Lagrange interpolating polynomials:

A third possibillity would be to write down the $n$’th Lagrange interpolating polynomial of $f(x)$ with grid points $x_i = \frac{2014i}{n}$ for $i=0,1,\ldots,2014$, namely $$P_n(x) = \sum_{k=0}^nf(x_k)\prod_{i=0,i\not= k}^n\frac{x-x_i}{x_i-x_j}$$ However it’s not always guaranteed that such a polynomial will converge uniformly. The given $f(x)$ might have the right properties for this, but this will have to be checked.

Answer 2

If you want to approximate functions by polynomials, I'd recommend you look at the chebfun system.

Suppose we are given a function $f$ that we want to approximate by polynomials (in the unform norm). For any given degree $n$, the best approximation is difficult to construct. You need some sort of numerical procedure, like the Remez algorithm, so there's not likely to be a closed-form formula. But, you can get an approximation that's close to optimal by constructing Lagrange interpolants based on Chebyshev sites, and for these you can obtain explicit formulae. This is how chebfun works. The details are here, especially Theorem 1 in section 4.5.

Approximations based on Taylor series are often quite poor; they are very good at one point, but deteriorate rapidly as you move away from this favored point.

Answer 3

This is not the answer you wanted but technically it is a series of polynomials with an explicit formula.

If you want to show such a polynomial exists as @Winther noted substitute $\sin(x)$ into the taylor series of $e^{x}$

(1) $$\sum_{i=0}^{\infty}\frac{\left(\sin(x)\right)^{i}}{i!}$$

Then substitute the taylor series of $\sin(x)$ into (1).

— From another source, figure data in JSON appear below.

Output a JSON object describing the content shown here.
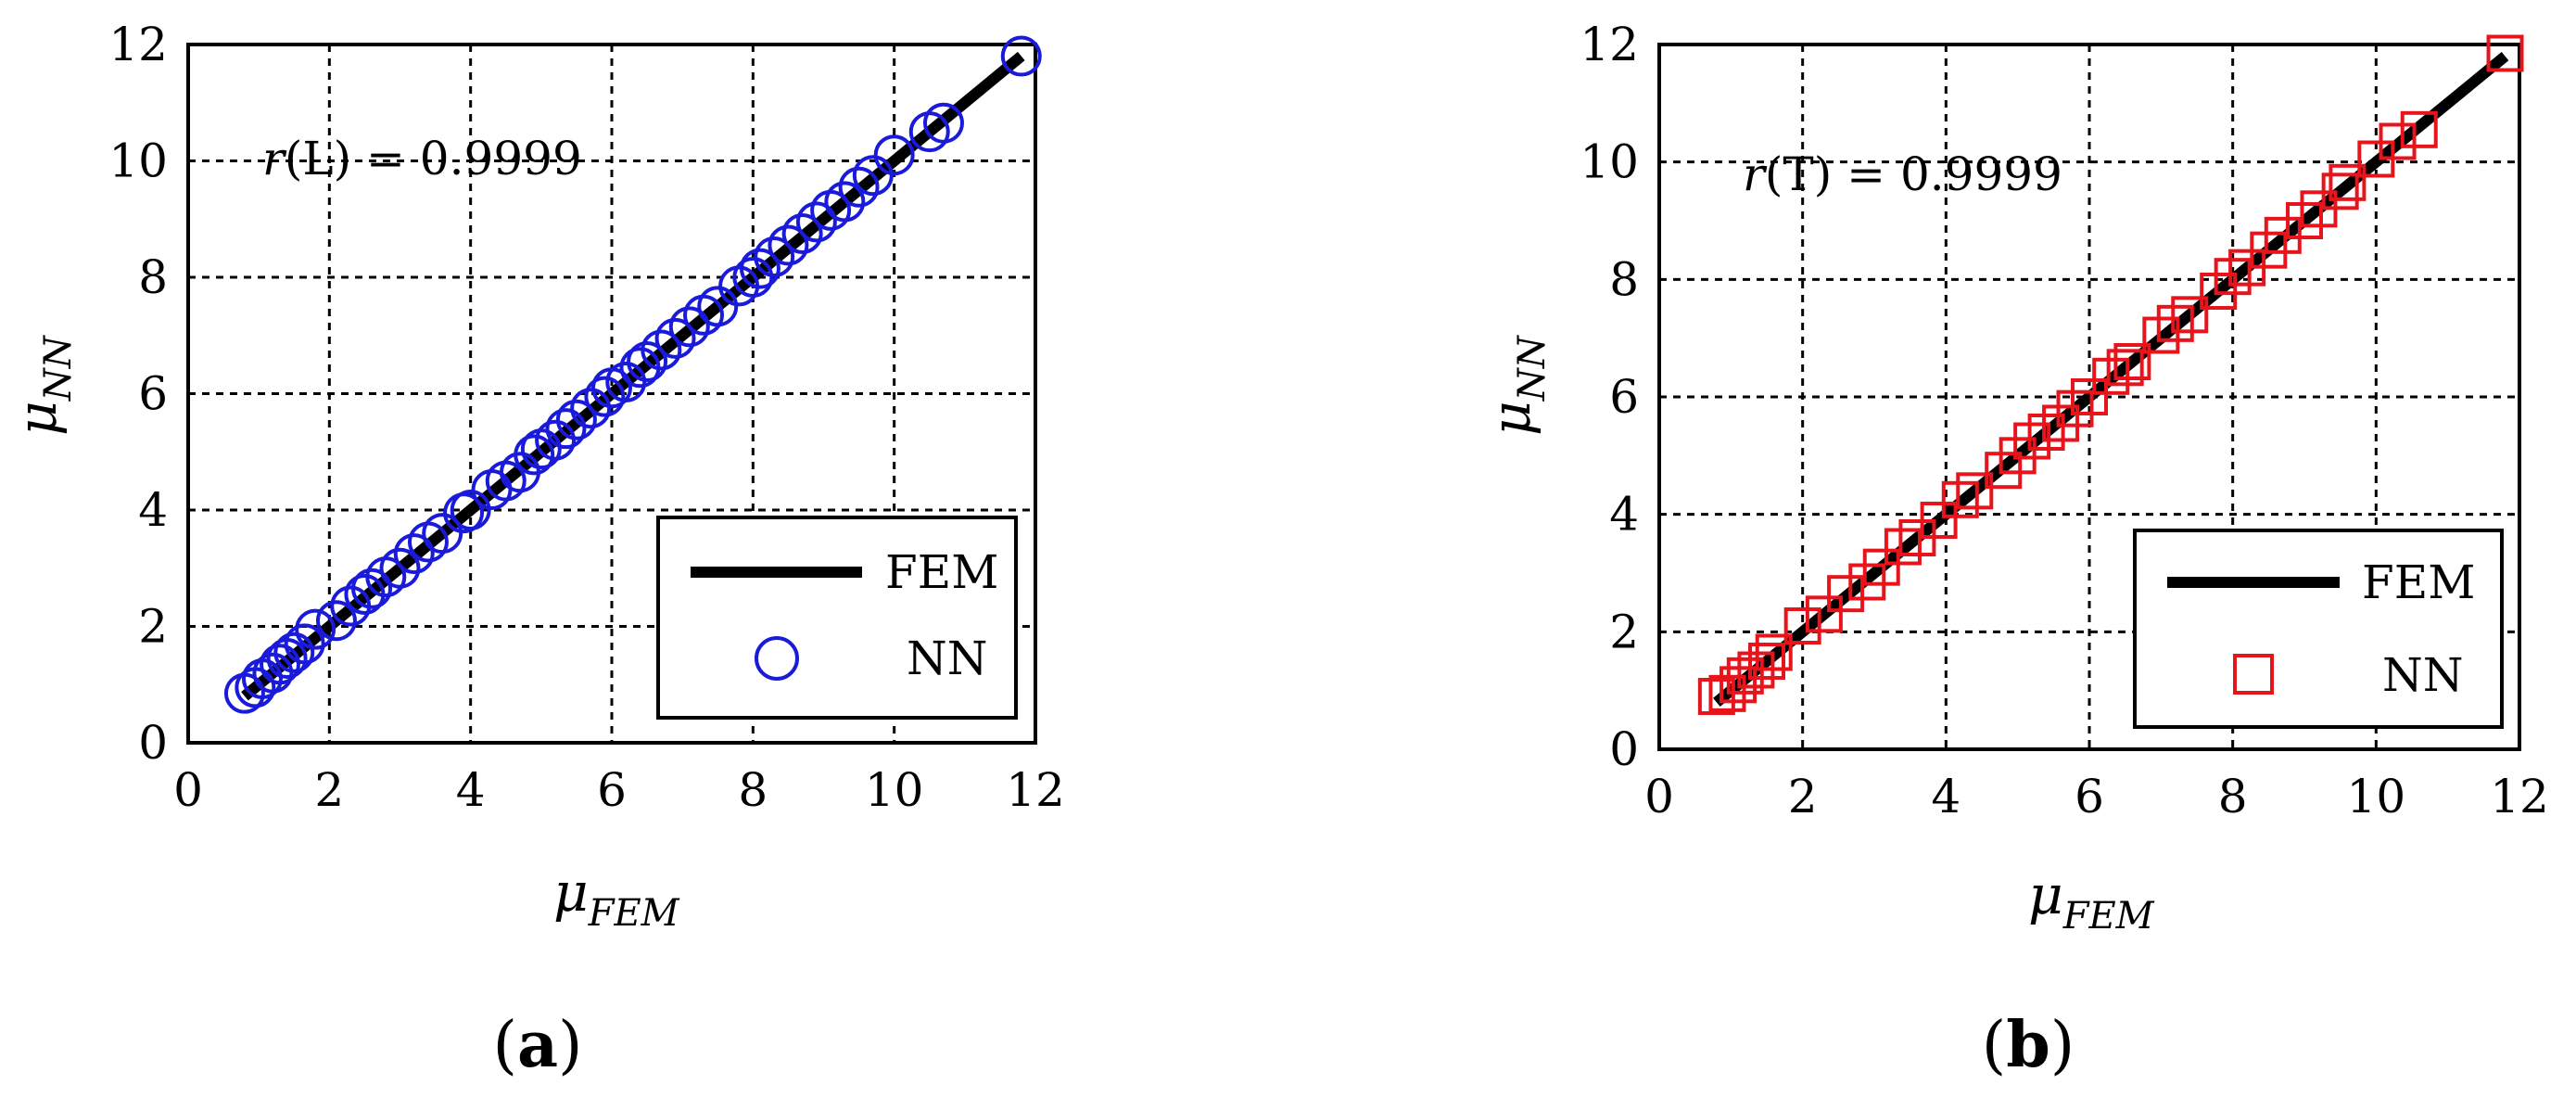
{
  "chart_data": [
    {
      "type": "scatter",
      "panel_label": "a",
      "xlabel": {
        "symbol": "μ",
        "subscript": "FEM"
      },
      "ylabel": {
        "symbol": "μ",
        "subscript": "NN"
      },
      "xlim": [
        0,
        12
      ],
      "ylim": [
        0,
        12
      ],
      "xticks": [
        "0",
        "2",
        "4",
        "6",
        "8",
        "10",
        "12"
      ],
      "yticks": [
        "0",
        "2",
        "4",
        "6",
        "8",
        "10",
        "12"
      ],
      "grid": true,
      "annotation": {
        "prefix": "r",
        "text": "(L) = 0.9999"
      },
      "legend": {
        "placement": "bottom-right",
        "entries": [
          "FEM",
          "NN"
        ]
      },
      "series": [
        {
          "name": "FEM",
          "kind": "line",
          "color": "#000000",
          "x": [
            0.8,
            11.8
          ],
          "y": [
            0.8,
            11.8
          ]
        },
        {
          "name": "NN",
          "kind": "markers",
          "marker": "circle",
          "color": "#1a1adb",
          "x": [
            0.8,
            0.95,
            1.05,
            1.2,
            1.3,
            1.4,
            1.5,
            1.65,
            1.8,
            2.1,
            2.3,
            2.5,
            2.6,
            2.8,
            3.0,
            3.2,
            3.4,
            3.6,
            3.9,
            4.0,
            4.3,
            4.5,
            4.7,
            4.9,
            5.0,
            5.2,
            5.35,
            5.5,
            5.7,
            5.9,
            6.0,
            6.2,
            6.4,
            6.5,
            6.7,
            6.9,
            7.1,
            7.3,
            7.5,
            7.8,
            8.0,
            8.1,
            8.3,
            8.5,
            8.7,
            8.9,
            9.1,
            9.3,
            9.5,
            9.7,
            10.0,
            10.5,
            10.7,
            11.8
          ],
          "y": [
            0.85,
            0.95,
            1.1,
            1.2,
            1.35,
            1.45,
            1.55,
            1.7,
            1.95,
            2.1,
            2.35,
            2.55,
            2.65,
            2.85,
            3.0,
            3.25,
            3.45,
            3.6,
            3.95,
            4.0,
            4.35,
            4.5,
            4.65,
            4.95,
            5.05,
            5.2,
            5.4,
            5.55,
            5.75,
            5.95,
            6.1,
            6.2,
            6.45,
            6.55,
            6.75,
            6.95,
            7.15,
            7.35,
            7.5,
            7.85,
            8.0,
            8.15,
            8.35,
            8.55,
            8.75,
            8.95,
            9.15,
            9.3,
            9.55,
            9.75,
            10.1,
            10.5,
            10.65,
            11.8
          ]
        }
      ]
    },
    {
      "type": "scatter",
      "panel_label": "b",
      "xlabel": {
        "symbol": "μ",
        "subscript": "FEM"
      },
      "ylabel": {
        "symbol": "μ",
        "subscript": "NN"
      },
      "xlim": [
        0,
        12
      ],
      "ylim": [
        0,
        12
      ],
      "xticks": [
        "0",
        "2",
        "4",
        "6",
        "8",
        "10",
        "12"
      ],
      "yticks": [
        "0",
        "2",
        "4",
        "6",
        "8",
        "10",
        "12"
      ],
      "grid": true,
      "annotation": {
        "prefix": "r",
        "text": "(T) = 0.9999"
      },
      "legend": {
        "placement": "bottom-right",
        "entries": [
          "FEM",
          "NN"
        ]
      },
      "series": [
        {
          "name": "FEM",
          "kind": "line",
          "color": "#000000",
          "x": [
            0.8,
            11.8
          ],
          "y": [
            0.8,
            11.8
          ]
        },
        {
          "name": "NN",
          "kind": "markers",
          "marker": "square",
          "color": "#e8141c",
          "x": [
            0.8,
            0.95,
            1.1,
            1.2,
            1.35,
            1.5,
            1.6,
            2.0,
            2.3,
            2.6,
            2.9,
            3.1,
            3.4,
            3.6,
            3.9,
            4.2,
            4.4,
            4.8,
            5.0,
            5.2,
            5.4,
            5.6,
            5.8,
            6.0,
            6.3,
            6.5,
            6.6,
            7.0,
            7.2,
            7.4,
            7.8,
            8.0,
            8.2,
            8.5,
            8.7,
            9.0,
            9.2,
            9.5,
            9.6,
            10.0,
            10.3,
            10.6,
            11.8
          ],
          "y": [
            0.9,
            0.95,
            1.1,
            1.25,
            1.35,
            1.5,
            1.65,
            2.1,
            2.3,
            2.65,
            2.85,
            3.1,
            3.45,
            3.6,
            3.9,
            4.25,
            4.4,
            4.75,
            5.0,
            5.25,
            5.4,
            5.55,
            5.8,
            6.0,
            6.35,
            6.5,
            6.6,
            7.05,
            7.25,
            7.4,
            7.8,
            8.05,
            8.2,
            8.5,
            8.75,
            9.0,
            9.2,
            9.5,
            9.65,
            10.05,
            10.35,
            10.55,
            11.85
          ]
        }
      ]
    }
  ]
}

(2) $$\sum_{i=0}^{\infty}\frac{\left(\sum_{j=0}^{\infty}(-1)^{j}{\frac{x^{2j+1}}{\left(2j+1\right)!}}\right)^{i}}{i!}$$

Note that if (1) is uniformally convergent and if the taylor series of $\sin(x)$ $\left(\sum_{j=0}^{\infty}(-1)^{j}{\frac{x^{2j+1}}{\left(2j+1\right)!}}\right)$ is uniformally convergent so is (2).

(2) seems is impossible to simplify into single sum but it shows using a series of polynomials with an explcit formula is possible. If you think a simplification could be possible you can try.